The role of smoking and gingival crevicular fluid markers on coronally advanced flap outcomes

Başak Kaval, Diane E Renaud, David A Scott, Nurcan Buduneli, Başak Kaval, Diane E Renaud, David A Scott, Nurcan Buduneli

Abstract

Background: This study evaluates possible effects of smoking on the following: 1) biochemical content in gingival crevicular fluid (GCF) samples from sites of gingival recession and saliva; and 2) clinical outcomes of coronally advanced flap (CAF) for root coverage.

Methods: Eighteen defects in 15 patients were included in each of the smoker and non-smoker groups. Baseline cotinine, basic fibroblast growth factor, vascular endothelial growth factor, platelet-derived growth factor, interleukin (IL)-8, IL-10, IL-12, tumor necrosis factor-α, matrix metalloproteinase (MMP)-8, MMP-9, and plasminogen activator inhibitor-1 levels were determined in GCF and saliva samples. CAF with microsurgery technique was applied. Plaque index, papilla bleeding index, recession depth (RD), recession width (RW), and root surface area were evaluated at baseline and postoperative months 1, 3, and 6. Probing depth, clinical attachment level (CAL), and keratinized gingival width (KGW) was recorded at baseline and month 6. Percentage of root coverage and complete root coverage were calculated at postoperative months 1, 3, and 6.

Results: All biochemical parameters were similar in the two groups apart from the definite difference in salivary cotinine concentrations (P = 0.000). Compared with the baseline values, RD, RW, CAL, and root surface area decreased, and KGW increased, with no significant difference between the study groups. CAL gain, percentage of root coverage, and complete root-coverage rates were similar in the study groups.

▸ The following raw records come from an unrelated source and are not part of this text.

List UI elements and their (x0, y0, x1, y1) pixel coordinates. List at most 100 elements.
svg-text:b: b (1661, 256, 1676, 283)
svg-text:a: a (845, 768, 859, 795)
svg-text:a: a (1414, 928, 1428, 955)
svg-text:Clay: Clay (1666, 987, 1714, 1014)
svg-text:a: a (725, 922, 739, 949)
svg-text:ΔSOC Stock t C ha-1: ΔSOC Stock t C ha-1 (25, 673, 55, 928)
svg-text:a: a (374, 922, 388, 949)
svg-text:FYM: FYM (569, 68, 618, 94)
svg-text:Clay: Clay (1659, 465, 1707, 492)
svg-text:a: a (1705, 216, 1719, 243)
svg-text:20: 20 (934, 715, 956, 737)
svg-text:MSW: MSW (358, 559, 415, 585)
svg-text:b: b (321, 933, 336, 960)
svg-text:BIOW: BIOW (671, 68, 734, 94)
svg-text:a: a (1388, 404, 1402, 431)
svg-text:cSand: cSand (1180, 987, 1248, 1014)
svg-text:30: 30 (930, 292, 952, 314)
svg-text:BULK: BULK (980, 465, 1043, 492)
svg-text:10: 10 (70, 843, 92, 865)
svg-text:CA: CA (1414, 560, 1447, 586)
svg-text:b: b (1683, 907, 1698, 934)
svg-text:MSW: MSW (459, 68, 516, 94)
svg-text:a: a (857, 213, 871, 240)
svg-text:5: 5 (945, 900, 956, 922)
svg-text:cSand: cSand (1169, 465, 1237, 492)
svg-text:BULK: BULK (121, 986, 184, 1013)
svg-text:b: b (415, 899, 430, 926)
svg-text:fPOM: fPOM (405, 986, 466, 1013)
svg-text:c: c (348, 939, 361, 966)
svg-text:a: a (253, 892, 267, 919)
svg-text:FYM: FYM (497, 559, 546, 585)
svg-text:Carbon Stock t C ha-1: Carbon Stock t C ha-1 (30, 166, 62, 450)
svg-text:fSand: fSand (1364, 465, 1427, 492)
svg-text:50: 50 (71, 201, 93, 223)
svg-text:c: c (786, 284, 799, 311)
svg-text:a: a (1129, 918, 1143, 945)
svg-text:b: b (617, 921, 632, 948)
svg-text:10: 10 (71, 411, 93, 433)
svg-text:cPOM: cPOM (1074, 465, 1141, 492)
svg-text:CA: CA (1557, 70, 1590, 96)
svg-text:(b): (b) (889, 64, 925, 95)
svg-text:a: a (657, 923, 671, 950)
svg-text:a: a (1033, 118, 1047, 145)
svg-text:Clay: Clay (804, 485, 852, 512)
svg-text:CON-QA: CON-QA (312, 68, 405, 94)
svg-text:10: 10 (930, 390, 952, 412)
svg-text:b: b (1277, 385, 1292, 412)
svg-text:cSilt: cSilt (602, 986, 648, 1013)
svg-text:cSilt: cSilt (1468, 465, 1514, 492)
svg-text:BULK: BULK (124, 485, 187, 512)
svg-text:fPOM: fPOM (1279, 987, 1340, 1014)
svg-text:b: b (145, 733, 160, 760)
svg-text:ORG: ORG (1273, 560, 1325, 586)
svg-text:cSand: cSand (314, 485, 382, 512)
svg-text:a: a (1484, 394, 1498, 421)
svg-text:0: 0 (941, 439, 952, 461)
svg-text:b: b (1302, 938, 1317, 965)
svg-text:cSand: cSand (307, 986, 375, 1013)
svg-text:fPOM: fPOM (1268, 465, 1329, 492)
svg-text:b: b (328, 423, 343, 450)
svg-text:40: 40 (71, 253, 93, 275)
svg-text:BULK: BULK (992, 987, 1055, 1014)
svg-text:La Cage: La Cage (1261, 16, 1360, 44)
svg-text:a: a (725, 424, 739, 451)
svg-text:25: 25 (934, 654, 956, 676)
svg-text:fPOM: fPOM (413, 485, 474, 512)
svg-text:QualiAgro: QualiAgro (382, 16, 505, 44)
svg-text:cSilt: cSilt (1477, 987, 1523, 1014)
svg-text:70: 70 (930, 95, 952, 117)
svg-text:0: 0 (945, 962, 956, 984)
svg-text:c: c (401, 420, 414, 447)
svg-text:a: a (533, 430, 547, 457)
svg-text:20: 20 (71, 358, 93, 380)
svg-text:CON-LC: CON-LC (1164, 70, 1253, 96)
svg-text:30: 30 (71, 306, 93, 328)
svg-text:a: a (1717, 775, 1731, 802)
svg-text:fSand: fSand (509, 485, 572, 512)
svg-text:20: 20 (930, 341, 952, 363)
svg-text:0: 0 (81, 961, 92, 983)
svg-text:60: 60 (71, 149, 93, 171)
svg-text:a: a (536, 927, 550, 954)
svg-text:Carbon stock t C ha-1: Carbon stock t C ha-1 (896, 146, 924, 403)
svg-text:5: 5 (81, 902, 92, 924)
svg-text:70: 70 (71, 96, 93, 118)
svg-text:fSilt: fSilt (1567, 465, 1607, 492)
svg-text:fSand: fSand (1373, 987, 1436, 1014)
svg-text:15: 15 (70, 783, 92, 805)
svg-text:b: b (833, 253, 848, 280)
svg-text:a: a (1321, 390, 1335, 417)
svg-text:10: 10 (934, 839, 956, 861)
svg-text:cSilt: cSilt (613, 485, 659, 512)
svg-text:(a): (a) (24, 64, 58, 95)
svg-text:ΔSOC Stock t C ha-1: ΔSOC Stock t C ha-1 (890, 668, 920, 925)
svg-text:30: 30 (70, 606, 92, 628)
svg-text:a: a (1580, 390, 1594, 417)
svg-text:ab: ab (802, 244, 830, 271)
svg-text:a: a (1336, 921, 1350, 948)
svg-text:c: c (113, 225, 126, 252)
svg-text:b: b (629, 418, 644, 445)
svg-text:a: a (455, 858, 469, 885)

Conclusion: Similar baseline biochemical data and comparably high success rates of root coverage with CAF in systemically and periodontally healthy smokers versus non-smokers suggest lack of adverse effects of smoking on clinical outcomes.

Conflict of interest statement

The authors report no conflicts of interest related to this study.

Figures

Figure 1
Figure 1
A) Baseline clinical appearance of a recession defect in a non-smoker patient. B) Clinical appearance of the same defect 6 months after CAF. C) Baseline clinical appearance of a recession defect in a smoker patient. D) Clinical appearance of the same defect 6 months after CAF.
Figure 2
Figure 2
The association between gingival thickness and root coverage at month 6 (according to the ROC curve).